Cada departamento fue más y más cargado de trabajo al reducirse la plantilla y sus miembros se hicieron cargo de tareas que antes sólo realizaban de manera quizás más especializada otros compañeros del mismo departamento o incluso de otros departamentos.
Las rutas que el comercial de calle hacía cada día, intentando llevar a cabo el mayor número de visitas posibles, fuesen concertadas o a puerta fría y de esta manera poder justificar a su jefe el kilometraje y su correspondiente inversión en combustible, dietas, etc…fueron desapareciendo por diversos motivos:
-La concertación de visitas se volvió muy difícil. Y es que los profesionales citados anteriormente, más cargados de trabajo, a penas encontraban en sus agendas un hueco para recibir a los comerciales. Con lo cual, la respuesta telefónica que recibía el comercial en el momento de contactar con el cliente o prospecto para concertar visita era la siguiente: “pásame tu información por correo electrónico y ya me la miraré”.
Este hecho también inició profundos cambios en el material gráfico que el comercial siempre llevaba en su cartera y en el maletero del coche: el catálogo. El catálogo, considerado como la principal herramienta que apoyaba al comercial en su argumentación de la exposición o presentación de su producto, cambió de formato.
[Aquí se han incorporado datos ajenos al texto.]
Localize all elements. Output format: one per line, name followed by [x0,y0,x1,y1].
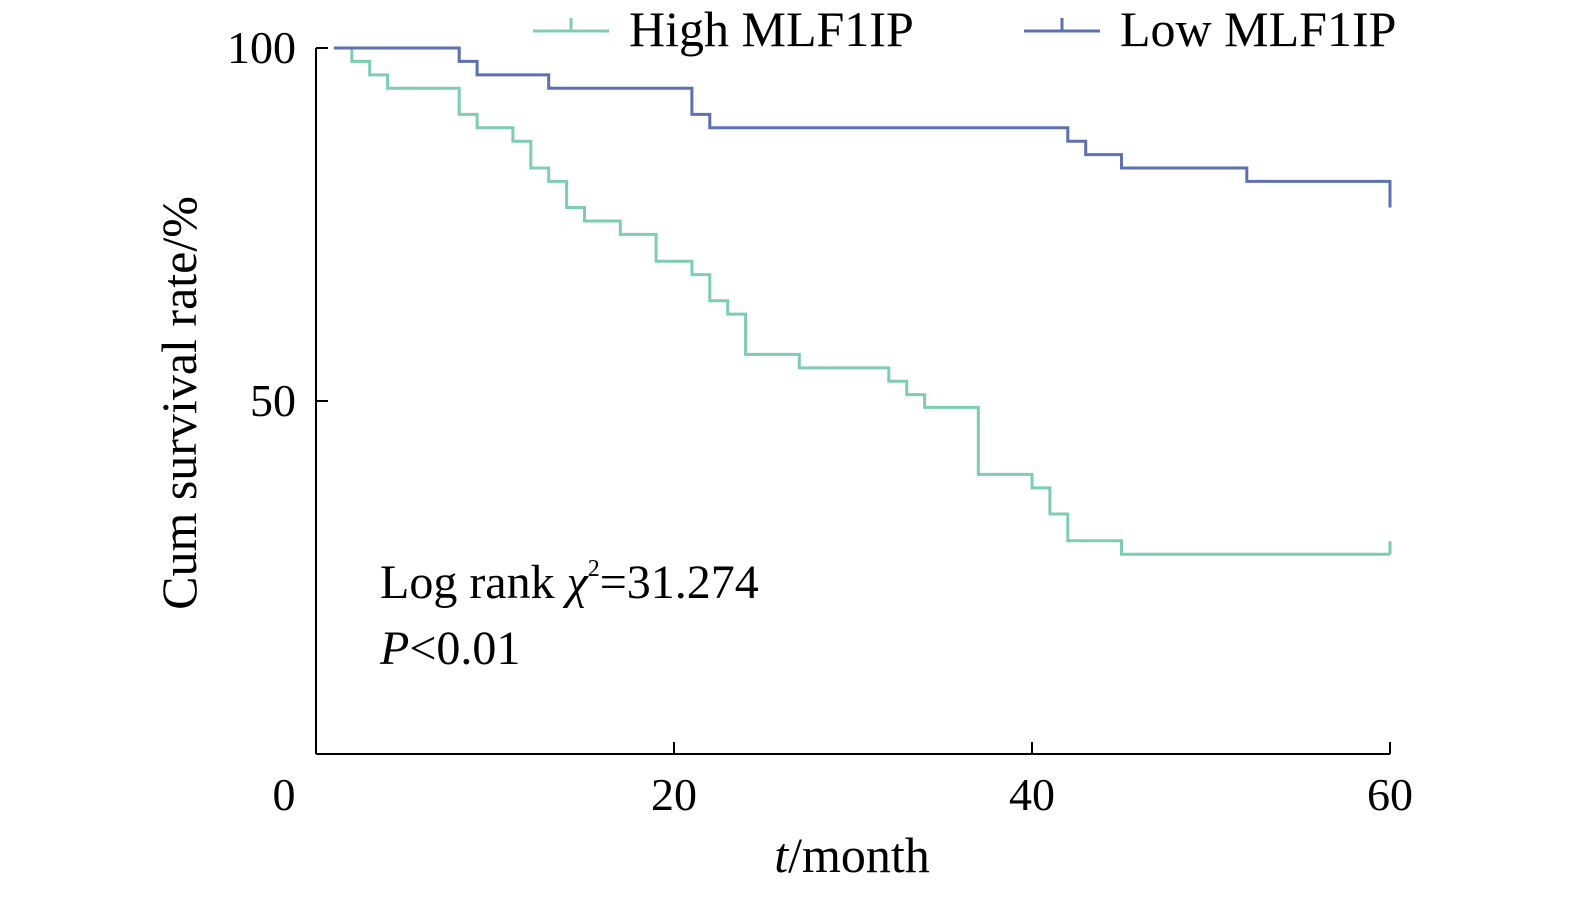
chi-symbol: χ [563,556,590,609]
x-tick-label: 60 [1367,769,1413,820]
y-ticks: 50 100 [227,22,328,426]
x-tick-label: 20 [651,769,697,820]
axes: 50 100 0 20 40 60 [227,22,1413,820]
p-symbol: P [379,622,409,675]
chi-superscript: 2 [588,556,600,582]
x-ticks: 0 20 40 60 [273,742,1413,820]
x-axis-title-rest: /month [788,827,930,883]
x-axis-title: t/month [774,827,930,883]
y-axis-title: Cum survival rate/% [151,196,207,610]
legend-label-high: High MLF1IP [629,1,914,57]
p-value: <0.01 [409,622,520,675]
series-layer [333,46,1392,556]
y-tick-label: 50 [250,375,296,426]
p-value-annotation: P<0.01 [379,622,520,675]
log-rank-prefix: Log rank [380,556,567,609]
legend-label-low: Low MLF1IP [1120,1,1396,57]
x-tick-label: 0 [273,769,296,820]
series-line-low [333,46,1392,208]
x-axis-title-italic: t [774,827,789,883]
log-rank-annotation: Log rank χ2=31.274 [380,556,759,609]
legend: High MLF1IP Low MLF1IP [533,1,1396,57]
y-tick-label: 100 [227,22,296,73]
series-line-high [333,46,1390,556]
x-tick-label: 40 [1009,769,1055,820]
log-rank-value: =31.274 [600,556,759,609]
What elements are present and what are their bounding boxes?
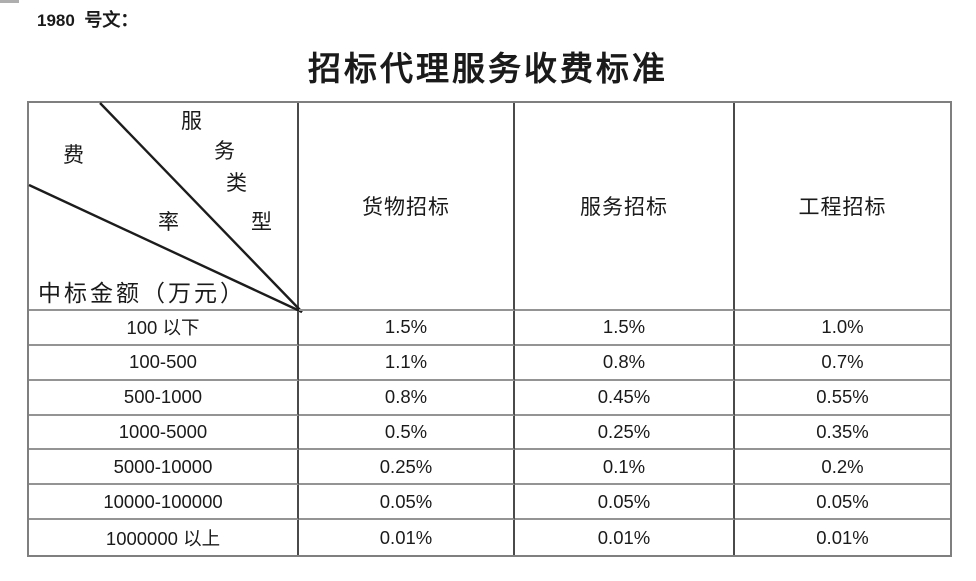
fee-value: 1.1% bbox=[299, 345, 515, 381]
corner-service-type-char-1: 服 bbox=[181, 109, 202, 133]
fee-value: 0.5% bbox=[299, 415, 515, 451]
corner-amount-label: 中标金额（万元） bbox=[38, 281, 246, 306]
row-label: 100-500 bbox=[29, 345, 299, 381]
fee-value: 0.45% bbox=[515, 380, 735, 416]
doc-number-line: 1980 号文： bbox=[37, 6, 138, 32]
diagonal-line-upper bbox=[99, 102, 303, 313]
corner-service-type-char-4: 型 bbox=[251, 210, 272, 234]
doc-number-value: 1980 bbox=[37, 11, 75, 30]
fee-value: 0.8% bbox=[299, 380, 515, 416]
row-label: 5000-10000 bbox=[29, 450, 299, 486]
fee-value: 0.01% bbox=[299, 520, 515, 555]
row-label: 1000000 以上 bbox=[29, 520, 299, 555]
fee-value: 0.05% bbox=[299, 485, 515, 521]
page-title: 招标代理服务收费标准 bbox=[308, 52, 668, 88]
row-label: 1000-5000 bbox=[29, 415, 299, 451]
corner-service-type-char-3: 类 bbox=[226, 171, 247, 195]
fee-value: 0.35% bbox=[735, 416, 950, 451]
fee-value: 0.25% bbox=[299, 450, 515, 486]
fee-value: 0.01% bbox=[515, 520, 735, 555]
fee-value: 0.2% bbox=[735, 450, 950, 486]
fee-value: 0.01% bbox=[816, 526, 869, 548]
diagonal-header-cell: 服 务 类 型 费 率 中标金额（万元） bbox=[28, 102, 303, 314]
fee-standard-table: 服 务 类 型 费 率 中标金额（万元） 货物招标 服务招标 工程招标 100 … bbox=[27, 101, 952, 557]
fee-value: 0.05% bbox=[735, 485, 950, 521]
column-header-services: 服务招标 bbox=[515, 103, 735, 311]
fee-value: 0.1% bbox=[515, 450, 735, 486]
fee-value: 0.8% bbox=[515, 345, 735, 381]
row-label: 10000-100000 bbox=[29, 485, 299, 521]
corner-fee-rate-char-2: 率 bbox=[158, 210, 179, 234]
column-header-goods: 货物招标 bbox=[299, 103, 515, 311]
corner-fee-rate-char-1: 费 bbox=[63, 143, 84, 167]
column-header-engineering: 工程招标 bbox=[735, 103, 950, 311]
doc-number-label: 号文： bbox=[84, 10, 139, 30]
fee-value: 1.0% bbox=[735, 311, 950, 346]
fee-value: 1.5% bbox=[515, 311, 735, 346]
fee-value: 0.25% bbox=[515, 415, 735, 451]
diagonal-line-lower bbox=[28, 183, 303, 314]
page-corner-mark bbox=[0, 0, 19, 3]
corner-service-type-char-2: 务 bbox=[214, 139, 235, 163]
row-label: 100 以下 bbox=[29, 311, 299, 346]
fee-value: 0.05% bbox=[515, 485, 735, 521]
diagonal-divider-lines bbox=[28, 102, 303, 314]
fee-value: 1.5% bbox=[299, 311, 515, 346]
fee-value: 0.55% bbox=[735, 381, 950, 416]
row-label: 500-1000 bbox=[29, 380, 299, 416]
fee-value: 0.7% bbox=[735, 346, 950, 381]
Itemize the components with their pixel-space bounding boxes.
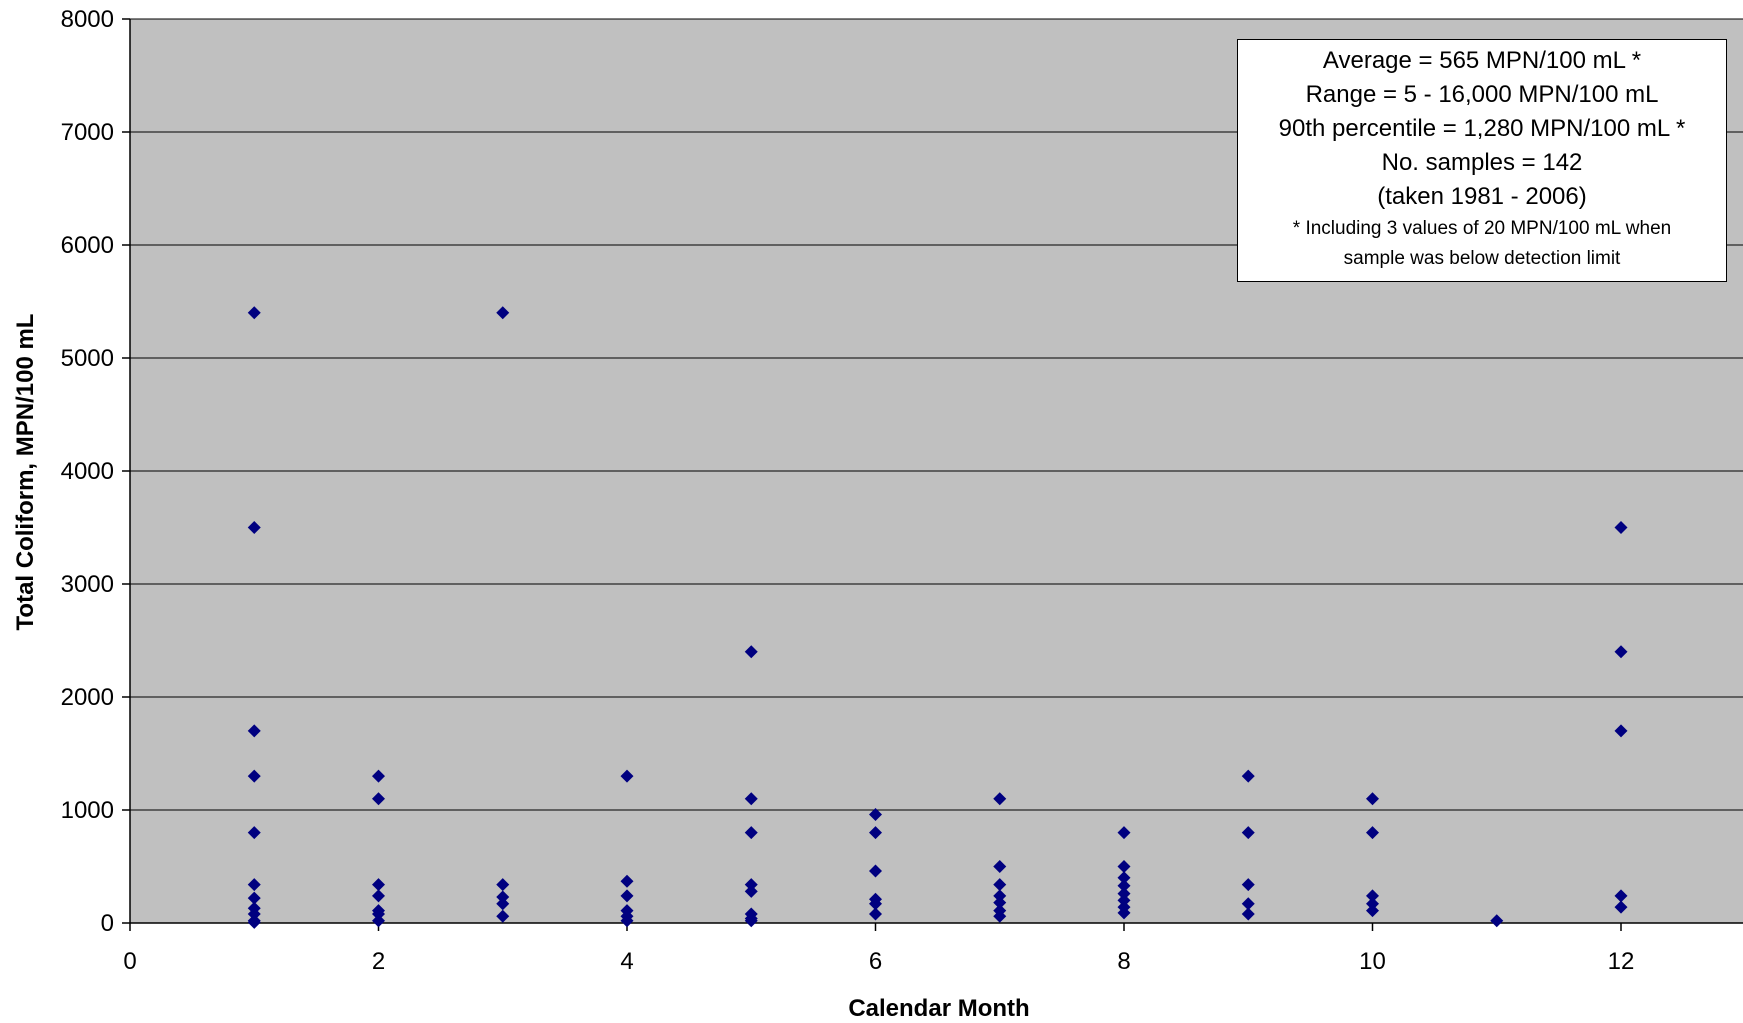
data-point-0-73: [1614, 900, 1628, 914]
data-point-0-10: [247, 915, 261, 929]
data-point-0-60: [1241, 878, 1255, 892]
data-point-0-54: [1117, 887, 1131, 901]
data-point-0-47: [993, 896, 1007, 910]
data-point-0-14: [372, 889, 385, 903]
data-point-0-68: [1490, 914, 1504, 928]
annotation-average: Average = 565 MPN/100 mL *: [1322, 47, 1642, 74]
y-tick-label-4000: 4000: [61, 458, 114, 485]
data-point-0-57: [1117, 906, 1131, 920]
data-point-0-64: [1366, 826, 1379, 840]
data-point-0-19: [496, 878, 510, 892]
data-point-0-17: [372, 914, 385, 928]
data-point-0-33: [744, 884, 758, 898]
annotation-90th-percentile: 90th percentile = 1,280 MPN/100 mL *: [1278, 115, 1686, 142]
data-point-0-21: [496, 897, 510, 911]
x-tick-label-12: 12: [1608, 948, 1635, 975]
annotation-range: Range = 5 - 16,000 MPN/100 mL: [1305, 81, 1659, 108]
data-point-0-31: [744, 826, 758, 840]
data-point-0-39: [869, 864, 882, 878]
data-point-0-43: [993, 792, 1007, 806]
y-tick-label-5000: 5000: [61, 345, 114, 372]
annotation-date-range: (taken 1981 - 2006): [1377, 183, 1587, 210]
data-point-0-66: [1366, 897, 1379, 911]
x-tick-label-0: 0: [123, 948, 136, 975]
annotation-sample-count: No. samples = 142: [1381, 149, 1583, 176]
statistics-annotation-box: Average = 565 MPN/100 mL * Range = 5 - 1…: [1237, 39, 1727, 282]
data-point-0-41: [869, 897, 882, 911]
data-point-0-62: [1241, 907, 1255, 921]
data-point-0-71: [1614, 724, 1628, 738]
data-point-0-16: [372, 907, 385, 921]
data-point-0-63: [1366, 792, 1379, 806]
data-point-0-28: [620, 914, 634, 928]
data-point-0-6: [247, 891, 261, 905]
data-point-0-22: [496, 909, 510, 923]
y-tick-label-8000: 8000: [61, 6, 114, 33]
data-point-0-42: [869, 907, 882, 921]
data-point-0-25: [620, 889, 634, 903]
data-point-0-58: [1241, 769, 1255, 783]
y-tick-label-0: 0: [101, 910, 114, 937]
data-point-0-61: [1241, 897, 1255, 911]
data-point-0-18: [496, 306, 510, 320]
data-point-0-11: [372, 769, 385, 783]
x-tick-label-10: 10: [1359, 948, 1386, 975]
data-point-0-13: [372, 878, 385, 892]
y-tick-label-2000: 2000: [61, 684, 114, 711]
data-point-0-3: [247, 769, 261, 783]
data-point-0-65: [1366, 889, 1379, 903]
y-tick-label-7000: 7000: [61, 119, 114, 146]
data-point-0-70: [1614, 645, 1628, 659]
data-point-0-44: [993, 860, 1007, 873]
y-tick-label-1000: 1000: [61, 797, 114, 824]
data-point-0-0: [247, 306, 261, 320]
y-tick-label-3000: 3000: [61, 571, 114, 598]
data-point-0-24: [620, 874, 634, 888]
data-point-0-59: [1241, 826, 1255, 840]
data-point-0-12: [372, 792, 385, 806]
x-tick-label-6: 6: [869, 948, 882, 975]
data-point-0-32: [744, 878, 758, 892]
data-point-0-69: [1614, 521, 1628, 534]
data-point-0-23: [620, 769, 634, 783]
data-point-0-67: [1366, 904, 1379, 918]
data-point-0-52: [1117, 871, 1131, 885]
x-axis-title: Calendar Month: [848, 995, 1029, 1022]
x-tick-label-4: 4: [620, 948, 633, 975]
data-point-0-37: [869, 808, 882, 822]
x-tick-label-8: 8: [1117, 948, 1130, 975]
data-point-0-72: [1614, 889, 1628, 903]
data-point-0-46: [993, 889, 1007, 903]
x-tick-label-2: 2: [372, 948, 385, 975]
annotation-footnote-line-1: * Including 3 values of 20 MPN/100 mL wh…: [1292, 218, 1672, 239]
data-point-0-1: [247, 521, 261, 534]
data-point-0-5: [247, 878, 261, 892]
annotation-footnote-line-2: sample was below detection limit: [1343, 248, 1621, 269]
data-point-0-49: [993, 909, 1007, 923]
data-point-0-38: [869, 826, 882, 840]
data-point-0-36: [744, 914, 758, 928]
data-point-0-29: [744, 645, 758, 659]
data-point-0-45: [993, 878, 1007, 892]
data-point-0-30: [744, 792, 758, 806]
data-point-0-51: [1117, 860, 1131, 873]
data-point-0-55: [1117, 893, 1131, 907]
data-point-0-50: [1117, 826, 1131, 840]
data-point-0-8: [247, 907, 261, 921]
y-axis-title: Total Coliform, MPN/100 mL: [12, 314, 39, 631]
data-point-0-20: [496, 890, 510, 904]
data-point-0-53: [1117, 879, 1131, 893]
data-point-0-2: [247, 724, 261, 738]
y-tick-label-6000: 6000: [61, 232, 114, 259]
data-point-0-4: [247, 826, 261, 840]
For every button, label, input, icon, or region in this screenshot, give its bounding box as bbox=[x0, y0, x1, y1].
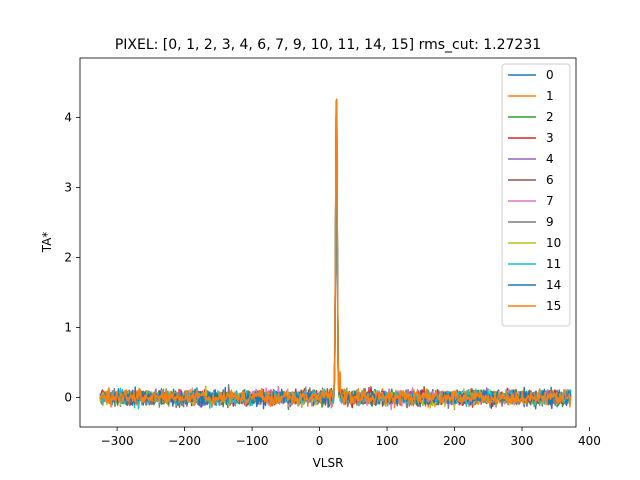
y-tick-label: 1 bbox=[64, 321, 72, 335]
legend-label-15: 15 bbox=[546, 299, 561, 313]
legend-label-2: 2 bbox=[546, 110, 554, 124]
x-tick-label: 100 bbox=[376, 434, 399, 448]
y-axis-ticks: 0 1 2 3 4 bbox=[64, 111, 80, 405]
plot-area bbox=[99, 98, 572, 411]
x-tick-label: 300 bbox=[511, 434, 534, 448]
y-axis-label: TA* bbox=[40, 232, 54, 254]
y-tick-label: 4 bbox=[64, 111, 72, 125]
x-axis-label: VLSR bbox=[313, 456, 344, 470]
legend-label-14: 14 bbox=[546, 278, 561, 292]
x-tick-label: −200 bbox=[168, 434, 201, 448]
x-axis-ticks: −300 −200 −100 0 100 200 300 400 bbox=[101, 427, 601, 448]
x-tick-label: −300 bbox=[101, 434, 134, 448]
y-tick-label: 2 bbox=[64, 251, 72, 265]
legend-box bbox=[501, 63, 571, 327]
x-tick-label: 400 bbox=[578, 434, 601, 448]
x-tick-label: 0 bbox=[316, 434, 324, 448]
x-tick-label: 200 bbox=[443, 434, 466, 448]
legend-label-0: 0 bbox=[546, 68, 554, 82]
legend-label-3: 3 bbox=[546, 131, 554, 145]
series-group bbox=[99, 98, 572, 411]
legend-label-6: 6 bbox=[546, 173, 554, 187]
legend-label-7: 7 bbox=[546, 194, 554, 208]
y-tick-label: 0 bbox=[64, 391, 72, 405]
legend-label-1: 1 bbox=[546, 89, 554, 103]
legend: 0 1 2 3 4 6 7 9 10 11 14 15 bbox=[501, 63, 571, 327]
legend-label-10: 10 bbox=[546, 236, 561, 250]
plot-frame bbox=[79, 57, 577, 428]
x-tick-label: −100 bbox=[236, 434, 269, 448]
y-tick-label: 3 bbox=[64, 181, 72, 195]
chart-title: PIXEL: [0, 1, 2, 3, 4, 6, 7, 9, 10, 11, … bbox=[115, 37, 541, 53]
legend-label-4: 4 bbox=[546, 152, 554, 166]
legend-label-11: 11 bbox=[546, 257, 561, 271]
series-line-15 bbox=[99, 98, 572, 408]
legend-label-9: 9 bbox=[546, 215, 554, 229]
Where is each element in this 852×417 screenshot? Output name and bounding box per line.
Pasó del papel a ser un archivo PDF, perfecto para enviar por email.
El coche del comercial ya no andaba tantos kilómetros como antaño y el teléfono y el email pasaron a ser sus herramientas principales, cobrando el email un protagonismo creciente y casi insustituible en cualquier labor de carácter comercial.
Si bien el teléfono siempre había estado ahí, la comunicación con las empresas se fue dificultando cada vez más, llegándose a una especie de “renacimiento de la puerta fría”. De esta manera, las rutas comerciales que realizaba el comercial tiempos atrás, podía recuperarse, aunque sólo fuera para adquirir tarjetas de contactos de aquellas empresas que visitaba a puerta fría e información que quizás solamente con el teléfono, le habría sido más difícil de obtener. En el caso de una empresa pequeña (un pequeño taller, por ejemplo), habían altas probabilidades de que el mismo propietario atendiera al comercial, aunque no le esperase, sólo por respeto y por la molestia que se había tomado el comercial en hacer acto de presencia.
Naturalmente, en una empresa de mayor tamaño, las posibilidades de que atendieran al comercial, sin tener visita concertada, bajaban considerablemente.
Pues bien, de este escenario descrito, en el que incluso los comerciales se podían permitir llegar a una empresa y de improviso invitar a desayunar o almorzar al contacto con el que tenían trato, pasamos en la actualidad a un escenario mucho más deshumanizado, mucho más digitalizado, donde ciertas herramientas de marketing digital se imponen en las comunicaciones entre proveedores y clientes.
Escribimos más y hablamos menos. ¿No se da también en la vida privada?